Looking off into the distance atop a mountain in Norway, casually walking down the cobblestone streets of Paris, or giving a "candid" smile or laugh from the deck of a Tahitian villa are common examples of some of the images I've seen just today on Instagram. How much of this is real though? And why is it that we can no longer go places without trying to show everyone that we went there? What happened to looking, understanding, and loving with our eyes?

After seeing countless snaps of sunsets over Mykonos, couples sipping champagne on a gondola ride through Venice, and dewy shots of the Taj Mahal at dawn, of course, I felt awe at the beauty of the world, its vibrant cultures, and its diverse peoples, and excitement as I add each destination to my mental bucket list; however, these feelings were not the only ones present. For me, it is not the feelings of jealousy or envy that arise in instances such as these, but rather a deep sadness at the fact that I have not yet had the opportunity to experience so much of it. It has been said that comparison is the death of all joy, but with everyone oversharing things once seen as luxuries, like exotic vacations, as if they are commonalities, it becomes difficult to do anything but compare.

Being in college, too, adds an even greater pressure, because as we teeter on the precipice between adulthood and adolescence, figuring out who we want to be, what we want to achieve, and what our purpose is, alternating back and forth between feeling like we're behind in some way, and wishing to stay in this time of our lives forever, presents an even greater dilemma. We long for the days of our childhood when the word "stress" was one used by adults, and our greatest worries were of who we were going to play with on the playground, or who our partners were going to be for the group project. Yet, at the same time, we see celebrities, peers, or public figures who may be younger than us or who are our age having already accomplished so much, becoming financially successful, or having an enormous impact on an industry.

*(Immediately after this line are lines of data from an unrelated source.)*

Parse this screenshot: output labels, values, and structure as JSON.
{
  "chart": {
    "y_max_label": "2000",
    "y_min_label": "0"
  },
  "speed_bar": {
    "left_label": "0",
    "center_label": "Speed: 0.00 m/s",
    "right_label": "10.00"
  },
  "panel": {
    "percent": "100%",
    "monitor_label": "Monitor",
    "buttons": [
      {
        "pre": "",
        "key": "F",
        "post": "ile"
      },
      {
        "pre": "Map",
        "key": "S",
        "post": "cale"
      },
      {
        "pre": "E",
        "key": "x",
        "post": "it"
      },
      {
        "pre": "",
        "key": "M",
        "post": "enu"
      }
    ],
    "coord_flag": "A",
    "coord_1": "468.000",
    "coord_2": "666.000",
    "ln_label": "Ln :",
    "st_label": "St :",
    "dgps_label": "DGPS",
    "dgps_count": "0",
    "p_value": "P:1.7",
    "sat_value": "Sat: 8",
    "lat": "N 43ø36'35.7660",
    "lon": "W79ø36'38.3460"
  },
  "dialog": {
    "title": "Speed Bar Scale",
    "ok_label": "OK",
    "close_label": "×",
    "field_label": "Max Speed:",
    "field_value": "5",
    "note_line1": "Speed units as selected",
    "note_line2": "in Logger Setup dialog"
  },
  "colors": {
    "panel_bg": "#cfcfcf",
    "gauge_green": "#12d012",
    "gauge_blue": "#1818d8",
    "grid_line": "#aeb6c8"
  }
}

No matter what stage of your life you're at though, I promise you will see these sights and many more beautiful ones, in time. With the commodification of luxury resort stays, first-class flights, and visiting the most picturesque of what the world has to offer, I find that the true purpose of travel has been lost. After a busy week at work or school, all we want is a break. Time to unwind, destress, and escape from the day-to-day is necessary to recharge, so when it comes to traveling and taking vacations, why is it that often the first thing we think or do is, "Let me film this,"? In a few instances, people still film sights and places for themselves, to look back on several years down the line and recall the memories of the trip. With most social media users today, however, no trip is complete without quasi-photoshoots in front of landmarks, or at enviable destinations, solely for the purpose of posting for one's personal circle of followers to see and double-tap.

In viewing travel as an escape from the lives we have worked so hard for, yet as one that is not real or valid unless acknowledged by others, we present ourselves with the greatest contradiction of all: in an effort to see everything, we don't experience anything except for through the lens of a camera or from behind the screen of a phone.

Whether you're traveling across the world, or just down the street, look up at the sky above you, open your eyes, notice the people moving and the life happening around you. Being young, learning, and growing does not mean waiting for life to start, but instead it's the embracing of the fact that life has begun that should propel us to want to stop, experience, and be present in the moment, because how you see any interaction, site, or place in this world is the only view of its kind.